– Desmagnetizada? -Reynolds miraba fijamente a los dos técnicos- ¿La cinta está desmagnetizada? ¿Me quieren explicar qué es lo que pasa?
Reynolds había visto la grabación unas veinte veces, desde todos los ángulos posibles. Mejor dicho, había visto un montón de líneas y puntos irregulares que recorrían la pantalla como en un combate entre cazas de la Primera Guerra Mundial con una buena dosis de fuego antiaéreo de fondo. Reynolds había pasado mucho rato viendo aquello y no había averiguado nada de nada.
– Sin entrar en detalles técnicos… -comenzó a decir uno de los hombres.
– No, por favor -terció Reynolds. El dolor de cabeza le martilleaba las sienes. ¿Y si la cinta no les sirviese de nada? «Santo Dios, no puede ser», pensó.
– «Desmagnetizar» es el término empleado para el borrado de un medio magnético. Se hace por muchos motivos, el más habitual de los cuales es que el medio pueda volver a utilizarse o eliminar la información confidencial grabada. Una cinta de vídeo es uno de los muchos formatos de los medios magnéticos. Lo que ha ocurrido con la cinta que nos ha entregado es que una influencia externa no deseada ha distorsionado y/o corrompido el medio, evitando así su correcto funcionamiento.
Reynolds observó asombrada al hombre. ¿Cómo demonios habría sido la respuesta técnica?
– 0 sea, que alguien ha jodido a propósito la cinta -resumió Reynolds.
– Exacto.
– Pero ¿no podría tratarse de un problema de la propia cinta? ¿Cómo está tan seguro de que ha habido una «influencia externa»?
– El grado de corrupción que hemos apreciado en las imágenes excluye esa posibilidad -afirmó el otro técnico-. No estamos seguros al ciento por ciento, por supuesto, pero parece que ha habido una interferencia. Tengo entendido que el sistema de vigilancia era muy sofisticado. Un multiplexor con tres o cuatro cámaras en paralelo, para que no hubiera lagunas temporales. ¿Cómo se activaban las unidades? ¿Por movimiento o láser?
– Por láser.
– Es mejor por movimiento. Hoy día los sistemas son tan sensibles que detectan una mano que se acerca a un escritorio en un área reducidísima. Los sensores de láser se han quedado obsoletos.

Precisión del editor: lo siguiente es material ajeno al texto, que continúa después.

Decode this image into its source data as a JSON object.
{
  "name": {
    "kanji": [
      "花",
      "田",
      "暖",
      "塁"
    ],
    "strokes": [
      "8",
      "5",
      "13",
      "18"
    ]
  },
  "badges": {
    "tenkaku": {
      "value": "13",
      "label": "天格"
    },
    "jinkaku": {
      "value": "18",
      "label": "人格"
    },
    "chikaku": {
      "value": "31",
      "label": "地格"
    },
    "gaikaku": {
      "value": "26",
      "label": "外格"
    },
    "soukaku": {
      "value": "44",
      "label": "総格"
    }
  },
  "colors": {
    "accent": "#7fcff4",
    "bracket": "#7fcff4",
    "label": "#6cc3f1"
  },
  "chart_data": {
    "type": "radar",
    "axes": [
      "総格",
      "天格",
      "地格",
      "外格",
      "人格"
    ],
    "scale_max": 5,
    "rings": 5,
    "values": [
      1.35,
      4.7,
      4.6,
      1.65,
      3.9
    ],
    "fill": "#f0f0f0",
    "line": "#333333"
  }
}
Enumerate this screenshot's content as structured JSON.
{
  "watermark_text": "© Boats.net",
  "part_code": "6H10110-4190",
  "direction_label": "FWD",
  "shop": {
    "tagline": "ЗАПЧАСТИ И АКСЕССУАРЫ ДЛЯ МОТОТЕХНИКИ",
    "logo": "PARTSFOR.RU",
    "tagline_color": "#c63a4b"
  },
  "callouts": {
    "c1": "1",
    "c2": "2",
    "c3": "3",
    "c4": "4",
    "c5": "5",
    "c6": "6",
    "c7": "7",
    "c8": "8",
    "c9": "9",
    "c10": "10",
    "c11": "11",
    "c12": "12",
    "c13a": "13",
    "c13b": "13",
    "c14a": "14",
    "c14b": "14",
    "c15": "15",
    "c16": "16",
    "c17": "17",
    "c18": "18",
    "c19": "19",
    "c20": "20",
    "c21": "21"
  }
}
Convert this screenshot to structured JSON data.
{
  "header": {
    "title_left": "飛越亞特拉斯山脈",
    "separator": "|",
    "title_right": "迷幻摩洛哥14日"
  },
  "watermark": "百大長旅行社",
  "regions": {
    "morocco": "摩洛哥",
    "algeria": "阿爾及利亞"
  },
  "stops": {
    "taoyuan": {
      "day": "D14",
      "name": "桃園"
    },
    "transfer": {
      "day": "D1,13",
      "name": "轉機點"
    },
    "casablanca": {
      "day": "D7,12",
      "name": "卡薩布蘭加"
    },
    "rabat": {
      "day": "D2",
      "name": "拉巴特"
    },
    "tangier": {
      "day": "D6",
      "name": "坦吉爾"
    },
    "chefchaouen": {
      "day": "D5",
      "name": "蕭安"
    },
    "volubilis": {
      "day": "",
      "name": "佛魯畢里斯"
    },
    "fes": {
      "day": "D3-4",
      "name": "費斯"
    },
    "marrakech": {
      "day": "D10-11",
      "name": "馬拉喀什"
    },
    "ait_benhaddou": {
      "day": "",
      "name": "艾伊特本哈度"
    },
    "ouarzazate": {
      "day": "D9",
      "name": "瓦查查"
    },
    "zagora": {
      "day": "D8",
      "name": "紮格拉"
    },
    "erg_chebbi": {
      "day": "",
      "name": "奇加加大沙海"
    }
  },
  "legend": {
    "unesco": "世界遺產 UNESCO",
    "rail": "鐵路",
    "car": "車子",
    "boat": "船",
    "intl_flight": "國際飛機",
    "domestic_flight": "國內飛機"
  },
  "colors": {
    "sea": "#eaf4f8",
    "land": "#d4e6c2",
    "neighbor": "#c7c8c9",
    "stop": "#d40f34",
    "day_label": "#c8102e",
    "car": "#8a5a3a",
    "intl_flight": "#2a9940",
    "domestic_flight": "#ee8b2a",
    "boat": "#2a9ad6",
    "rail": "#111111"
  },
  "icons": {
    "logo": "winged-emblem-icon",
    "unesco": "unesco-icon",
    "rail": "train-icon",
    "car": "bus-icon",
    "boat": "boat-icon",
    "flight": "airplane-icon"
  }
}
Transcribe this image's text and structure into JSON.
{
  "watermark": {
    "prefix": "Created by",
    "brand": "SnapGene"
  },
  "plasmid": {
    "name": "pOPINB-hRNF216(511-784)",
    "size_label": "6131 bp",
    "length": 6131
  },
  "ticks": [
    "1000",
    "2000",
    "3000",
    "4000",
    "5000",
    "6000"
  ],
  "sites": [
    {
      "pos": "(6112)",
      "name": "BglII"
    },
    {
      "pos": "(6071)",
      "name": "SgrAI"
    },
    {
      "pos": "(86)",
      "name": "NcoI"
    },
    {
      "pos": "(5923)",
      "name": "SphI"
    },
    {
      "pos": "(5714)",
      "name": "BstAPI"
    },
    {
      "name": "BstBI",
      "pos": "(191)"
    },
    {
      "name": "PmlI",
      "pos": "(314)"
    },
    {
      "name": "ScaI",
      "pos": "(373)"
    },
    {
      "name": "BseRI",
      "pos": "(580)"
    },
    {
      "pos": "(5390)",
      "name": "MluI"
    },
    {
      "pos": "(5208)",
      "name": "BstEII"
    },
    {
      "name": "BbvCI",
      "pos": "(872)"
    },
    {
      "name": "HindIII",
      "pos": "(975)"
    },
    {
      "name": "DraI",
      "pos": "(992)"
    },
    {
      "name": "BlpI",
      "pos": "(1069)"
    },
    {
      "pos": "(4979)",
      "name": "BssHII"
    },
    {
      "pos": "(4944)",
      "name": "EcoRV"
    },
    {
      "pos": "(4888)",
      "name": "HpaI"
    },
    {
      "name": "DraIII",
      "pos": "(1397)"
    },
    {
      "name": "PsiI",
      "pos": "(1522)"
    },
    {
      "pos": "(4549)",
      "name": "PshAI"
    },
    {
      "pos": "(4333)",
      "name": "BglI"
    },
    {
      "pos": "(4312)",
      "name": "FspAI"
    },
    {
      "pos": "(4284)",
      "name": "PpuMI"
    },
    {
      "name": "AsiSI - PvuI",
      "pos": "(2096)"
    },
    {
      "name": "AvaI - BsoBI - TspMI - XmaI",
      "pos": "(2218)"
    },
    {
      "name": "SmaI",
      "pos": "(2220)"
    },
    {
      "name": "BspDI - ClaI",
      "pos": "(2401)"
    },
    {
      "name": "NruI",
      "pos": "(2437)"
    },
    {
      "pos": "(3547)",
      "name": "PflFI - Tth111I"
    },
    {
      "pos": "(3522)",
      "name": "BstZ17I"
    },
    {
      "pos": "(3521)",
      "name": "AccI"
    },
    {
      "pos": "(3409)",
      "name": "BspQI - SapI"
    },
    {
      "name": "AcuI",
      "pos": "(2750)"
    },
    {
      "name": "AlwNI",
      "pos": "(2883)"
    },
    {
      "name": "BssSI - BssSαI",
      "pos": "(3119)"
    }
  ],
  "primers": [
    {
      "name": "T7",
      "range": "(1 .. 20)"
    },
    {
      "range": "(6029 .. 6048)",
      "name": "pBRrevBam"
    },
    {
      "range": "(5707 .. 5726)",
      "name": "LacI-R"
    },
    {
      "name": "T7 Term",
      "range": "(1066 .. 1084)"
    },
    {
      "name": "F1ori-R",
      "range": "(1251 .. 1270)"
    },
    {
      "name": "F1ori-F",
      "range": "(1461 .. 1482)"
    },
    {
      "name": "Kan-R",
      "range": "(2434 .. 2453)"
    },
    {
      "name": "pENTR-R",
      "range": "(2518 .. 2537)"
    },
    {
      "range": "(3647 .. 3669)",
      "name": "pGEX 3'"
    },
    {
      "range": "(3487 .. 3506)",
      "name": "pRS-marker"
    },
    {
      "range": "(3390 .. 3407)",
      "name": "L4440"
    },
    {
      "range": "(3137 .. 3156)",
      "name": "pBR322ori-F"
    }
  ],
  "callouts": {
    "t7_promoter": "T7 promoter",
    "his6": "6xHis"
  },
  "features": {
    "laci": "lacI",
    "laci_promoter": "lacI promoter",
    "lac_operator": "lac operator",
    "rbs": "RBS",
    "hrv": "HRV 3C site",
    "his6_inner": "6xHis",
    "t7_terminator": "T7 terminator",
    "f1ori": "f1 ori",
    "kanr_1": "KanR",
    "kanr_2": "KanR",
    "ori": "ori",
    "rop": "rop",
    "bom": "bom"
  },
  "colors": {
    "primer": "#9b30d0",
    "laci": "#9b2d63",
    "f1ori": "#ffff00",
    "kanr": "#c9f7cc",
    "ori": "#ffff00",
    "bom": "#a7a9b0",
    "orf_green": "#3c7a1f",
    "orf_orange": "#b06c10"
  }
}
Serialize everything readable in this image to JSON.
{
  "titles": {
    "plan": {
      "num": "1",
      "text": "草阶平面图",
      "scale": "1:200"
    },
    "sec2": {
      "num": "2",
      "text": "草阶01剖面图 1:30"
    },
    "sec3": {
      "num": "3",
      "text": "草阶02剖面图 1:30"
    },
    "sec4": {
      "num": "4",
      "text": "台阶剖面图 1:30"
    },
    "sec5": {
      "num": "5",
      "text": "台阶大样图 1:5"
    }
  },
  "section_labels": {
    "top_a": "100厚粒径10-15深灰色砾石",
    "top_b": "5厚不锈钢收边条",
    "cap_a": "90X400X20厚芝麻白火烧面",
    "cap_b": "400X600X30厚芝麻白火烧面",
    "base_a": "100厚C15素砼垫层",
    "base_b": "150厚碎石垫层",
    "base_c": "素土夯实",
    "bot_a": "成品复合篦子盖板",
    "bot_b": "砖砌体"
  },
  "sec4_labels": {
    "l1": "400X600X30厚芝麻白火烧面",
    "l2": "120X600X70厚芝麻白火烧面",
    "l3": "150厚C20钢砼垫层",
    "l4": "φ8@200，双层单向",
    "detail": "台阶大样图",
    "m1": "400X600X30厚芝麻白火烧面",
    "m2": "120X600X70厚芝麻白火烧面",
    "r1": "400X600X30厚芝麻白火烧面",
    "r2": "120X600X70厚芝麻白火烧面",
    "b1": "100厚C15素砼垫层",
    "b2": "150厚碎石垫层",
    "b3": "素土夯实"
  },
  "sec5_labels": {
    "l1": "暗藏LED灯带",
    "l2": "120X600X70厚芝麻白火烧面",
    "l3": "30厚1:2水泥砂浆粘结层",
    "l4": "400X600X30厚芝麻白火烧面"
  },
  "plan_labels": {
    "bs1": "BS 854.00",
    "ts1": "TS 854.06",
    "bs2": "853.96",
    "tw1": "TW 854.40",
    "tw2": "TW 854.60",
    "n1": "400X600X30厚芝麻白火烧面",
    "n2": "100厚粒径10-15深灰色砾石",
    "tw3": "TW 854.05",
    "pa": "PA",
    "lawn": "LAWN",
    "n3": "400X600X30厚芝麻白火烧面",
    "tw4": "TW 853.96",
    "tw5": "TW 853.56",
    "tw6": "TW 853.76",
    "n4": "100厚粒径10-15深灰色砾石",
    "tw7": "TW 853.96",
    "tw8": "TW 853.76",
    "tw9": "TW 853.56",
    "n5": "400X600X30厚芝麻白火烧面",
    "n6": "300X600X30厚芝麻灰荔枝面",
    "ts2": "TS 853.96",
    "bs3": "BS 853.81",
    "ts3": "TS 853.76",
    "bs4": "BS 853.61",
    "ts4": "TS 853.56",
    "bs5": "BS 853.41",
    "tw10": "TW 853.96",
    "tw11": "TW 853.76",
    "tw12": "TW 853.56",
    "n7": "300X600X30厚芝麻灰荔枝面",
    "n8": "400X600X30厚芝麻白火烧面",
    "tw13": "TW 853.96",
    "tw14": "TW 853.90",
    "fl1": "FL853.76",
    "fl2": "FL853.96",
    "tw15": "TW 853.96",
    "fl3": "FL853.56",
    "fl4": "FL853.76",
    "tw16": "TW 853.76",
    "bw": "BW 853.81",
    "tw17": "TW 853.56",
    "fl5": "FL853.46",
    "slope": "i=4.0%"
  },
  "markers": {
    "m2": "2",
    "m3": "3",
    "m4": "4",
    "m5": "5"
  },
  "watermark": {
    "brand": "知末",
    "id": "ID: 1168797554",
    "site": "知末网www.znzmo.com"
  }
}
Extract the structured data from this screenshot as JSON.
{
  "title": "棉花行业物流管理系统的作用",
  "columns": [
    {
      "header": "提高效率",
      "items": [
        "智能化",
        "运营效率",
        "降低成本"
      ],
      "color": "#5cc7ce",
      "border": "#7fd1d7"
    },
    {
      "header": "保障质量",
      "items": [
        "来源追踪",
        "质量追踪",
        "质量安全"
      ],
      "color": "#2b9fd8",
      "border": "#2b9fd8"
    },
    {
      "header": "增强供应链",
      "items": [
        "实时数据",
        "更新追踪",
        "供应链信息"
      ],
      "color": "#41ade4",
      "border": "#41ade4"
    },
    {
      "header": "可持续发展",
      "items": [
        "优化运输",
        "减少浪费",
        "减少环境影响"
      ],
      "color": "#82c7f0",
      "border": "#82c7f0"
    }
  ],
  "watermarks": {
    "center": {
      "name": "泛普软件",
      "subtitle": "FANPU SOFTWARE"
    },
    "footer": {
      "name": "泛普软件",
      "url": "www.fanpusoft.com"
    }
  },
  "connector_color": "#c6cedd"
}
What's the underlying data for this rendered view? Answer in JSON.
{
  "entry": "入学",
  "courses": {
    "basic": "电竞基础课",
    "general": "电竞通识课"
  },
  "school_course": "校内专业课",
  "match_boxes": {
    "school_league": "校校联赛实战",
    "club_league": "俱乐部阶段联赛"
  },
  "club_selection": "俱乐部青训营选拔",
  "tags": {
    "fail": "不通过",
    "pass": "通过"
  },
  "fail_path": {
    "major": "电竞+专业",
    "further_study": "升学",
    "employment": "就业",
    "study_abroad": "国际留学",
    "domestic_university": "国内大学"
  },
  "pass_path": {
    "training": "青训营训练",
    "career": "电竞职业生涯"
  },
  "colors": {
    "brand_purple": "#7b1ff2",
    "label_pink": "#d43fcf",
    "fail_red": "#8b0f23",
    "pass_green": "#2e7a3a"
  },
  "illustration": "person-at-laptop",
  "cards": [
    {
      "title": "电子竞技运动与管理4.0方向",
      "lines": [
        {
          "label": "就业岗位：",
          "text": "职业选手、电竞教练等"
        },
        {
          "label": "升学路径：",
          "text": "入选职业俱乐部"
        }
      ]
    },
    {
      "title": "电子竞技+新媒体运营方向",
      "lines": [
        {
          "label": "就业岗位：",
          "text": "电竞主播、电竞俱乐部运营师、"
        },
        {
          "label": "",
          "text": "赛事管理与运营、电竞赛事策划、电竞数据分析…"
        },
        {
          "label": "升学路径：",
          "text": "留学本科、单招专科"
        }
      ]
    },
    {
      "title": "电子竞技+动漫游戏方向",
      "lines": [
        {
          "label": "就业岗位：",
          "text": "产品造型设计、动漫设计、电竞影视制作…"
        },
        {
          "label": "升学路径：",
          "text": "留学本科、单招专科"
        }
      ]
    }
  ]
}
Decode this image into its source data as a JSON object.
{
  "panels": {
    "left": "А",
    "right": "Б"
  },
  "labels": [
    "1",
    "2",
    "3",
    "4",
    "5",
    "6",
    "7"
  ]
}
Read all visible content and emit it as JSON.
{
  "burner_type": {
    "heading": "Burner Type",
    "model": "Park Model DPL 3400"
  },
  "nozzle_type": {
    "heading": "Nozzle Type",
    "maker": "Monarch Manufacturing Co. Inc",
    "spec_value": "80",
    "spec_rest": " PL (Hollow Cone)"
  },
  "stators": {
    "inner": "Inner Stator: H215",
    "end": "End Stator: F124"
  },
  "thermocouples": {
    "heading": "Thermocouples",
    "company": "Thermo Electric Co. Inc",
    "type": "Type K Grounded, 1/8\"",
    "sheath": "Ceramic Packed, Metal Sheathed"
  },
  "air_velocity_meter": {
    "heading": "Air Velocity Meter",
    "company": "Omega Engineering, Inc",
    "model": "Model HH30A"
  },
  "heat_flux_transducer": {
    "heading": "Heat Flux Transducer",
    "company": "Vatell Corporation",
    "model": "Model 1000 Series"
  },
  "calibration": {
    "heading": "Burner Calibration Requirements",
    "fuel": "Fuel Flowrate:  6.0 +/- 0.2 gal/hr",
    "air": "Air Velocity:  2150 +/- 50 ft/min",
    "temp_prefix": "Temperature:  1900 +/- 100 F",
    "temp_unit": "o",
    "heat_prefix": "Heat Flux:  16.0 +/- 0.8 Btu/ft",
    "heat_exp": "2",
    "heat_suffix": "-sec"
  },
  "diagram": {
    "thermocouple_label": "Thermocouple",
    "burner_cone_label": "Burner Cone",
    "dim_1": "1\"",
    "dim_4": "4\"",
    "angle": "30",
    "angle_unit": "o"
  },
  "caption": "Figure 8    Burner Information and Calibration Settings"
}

– Gracias, intentaré no olvidarlo -dijo Reynolds con sequedad.
– Hemos realizado una ampliación digital para definir mejor los detalles, pero nada. Ha habido una interferencia, sin duda.
Reynolds recordó que habían encontrado abierto el armario de la casita donde se ocultaba el equipo de vídeo.
– De acuerdo, ¿cómo lo han hecho?
– Bueno, existe una amplia gama de instrumentos especiales para ello.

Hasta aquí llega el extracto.